Buna göre; Avrupa’ya yasa dışı yollarla giden sığınmacıların iltica başvurularının kabul edilmemesi durumunda Türkiye’ye iadesi karşılığında, AB Türkiye’deki mülteciler için mali yardım yapma taahhüdünde bulunmuştu.
Ancak, Saatçioğlu’na göre, tarafların köprüleri atmak gibi bir niyeti yok; önümüzdeki dönemde “işlevsel bir işbirliği” filizleniyor, zira AB Türkiye’yi halen fiili partner ülke olarak görüyor: “Bu, Kopenhag üyelik kriterleri ve AB değerlerinden bağımsız olarak, ortak çıkarlar etrafında bir işbirliği.”
EKONOMİ VE SERBEST PİYASA KONUSUNDA ENDİŞELER VAR
Öte yandan, 2019 yılı Türkiye raporunda ekonomi başlığı da siyasetle bağlantısının vurgulanması açısından ön planda. Raporda ilk defa ekonomi ve serbest piyasa konusunda endişeler ön plana çıkarıldı.
Saatçioğlu’na göre, AB ile ilişkilerin pozitif ivme kaydetmesi, Türkiye’nin değerler sisteminde pozitif gelişmeler olması ekonomiye de doğal olarak olumlu yansıyacak.

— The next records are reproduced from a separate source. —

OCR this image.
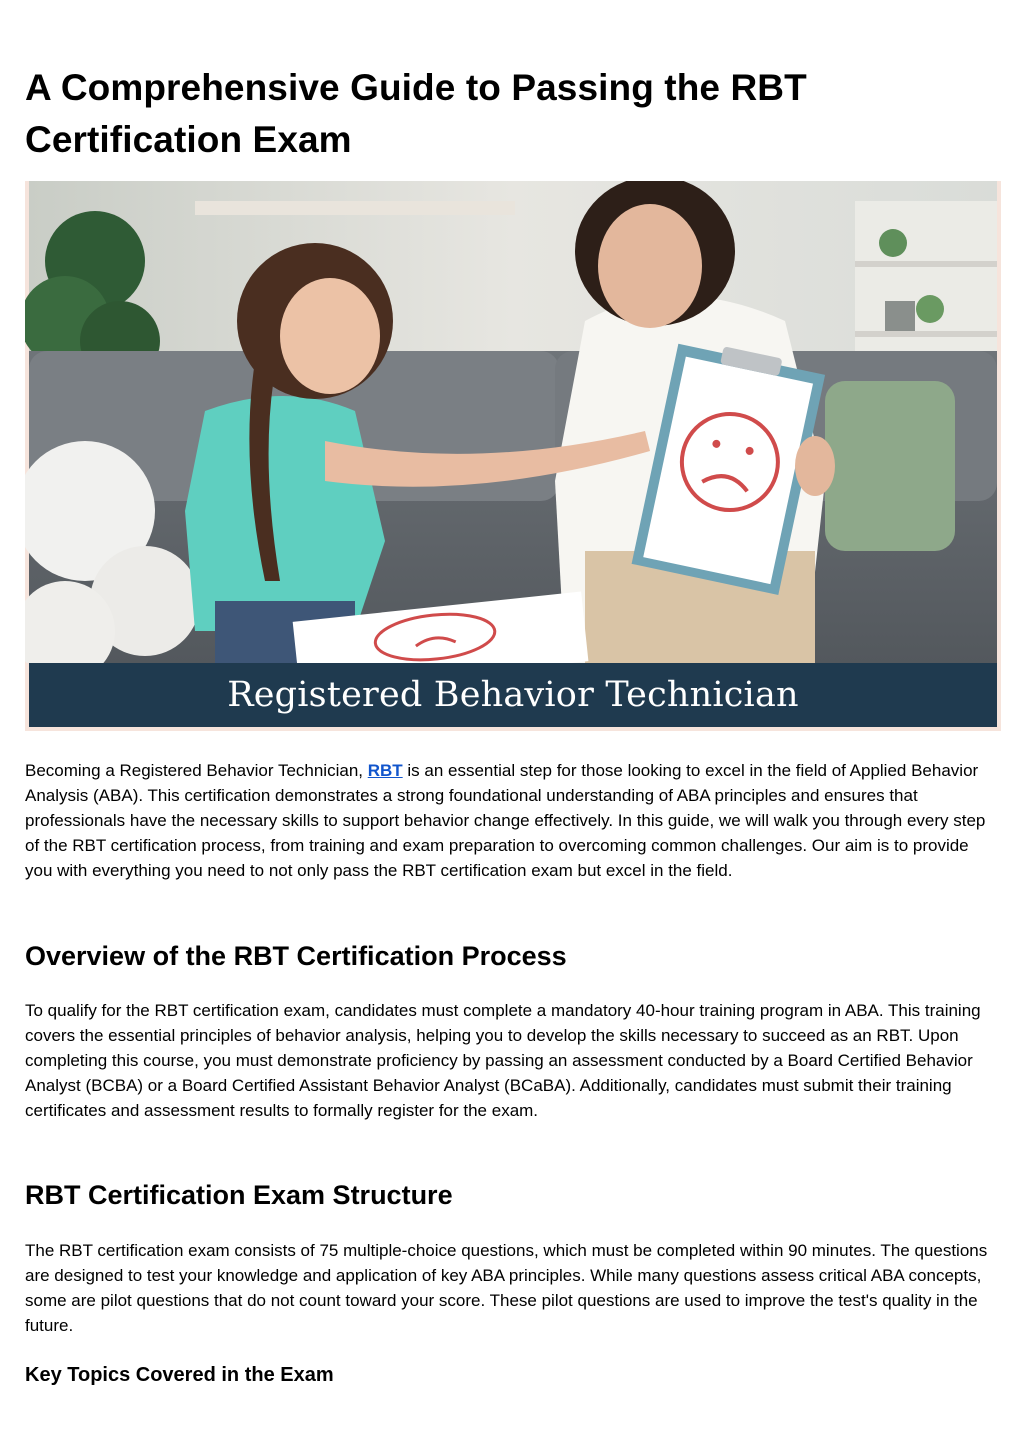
A Comprehensive Guide to Passing the RBT Certification Exam
Registered Behavior Technician

Becoming a Registered Behavior Technician, RBT is an essential step for those looking to excel in the field of Applied Behavior Analysis (ABA). This certification demonstrates a strong foundational understanding of ABA principles and ensures that professionals have the necessary skills to support behavior change effectively. In this guide, we will walk you through every step of the RBT certification process, from training and exam preparation to overcoming common challenges. Our aim is to provide you with everything you need to not only pass the RBT certification exam but excel in the field.

Overview of the RBT Certification Process

To qualify for the RBT certification exam, candidates must complete a mandatory 40-hour training program in ABA. This training covers the essential principles of behavior analysis, helping you to develop the skills necessary to succeed as an RBT. Upon completing this course, you must demonstrate proficiency by passing an assessment conducted by a Board Certified Behavior Analyst (BCBA) or a Board Certified Assistant Behavior Analyst (BCaBA). Additionally, candidates must submit their training certificates and assessment results to formally register for the exam.

RBT Certification Exam Structure

The RBT certification exam consists of 75 multiple-choice questions, which must be completed within 90 minutes. The questions are designed to test your knowledge and application of key ABA principles. While many questions assess critical ABA concepts, some are pilot questions that do not count toward your score. These pilot questions are used to improve the test's quality in the future.

Key Topics Covered in the Exam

Saatçioğlu, “Hukukun üstünlüğü alanındaki ilerlemelere bağlı olarak piyasa ekonomisinin işleyişindeki endişeler önemli ölçüde giderilir. AB’ye bebek adımlarıyla da olsa normatif düzeyde yaklaşılması, ekonomiye pozitif yansır; çünkü hukuk sistemini tesis ederseniz yatırımlar için de cazip bir ülke haline gelirsiniz” diye konuştu.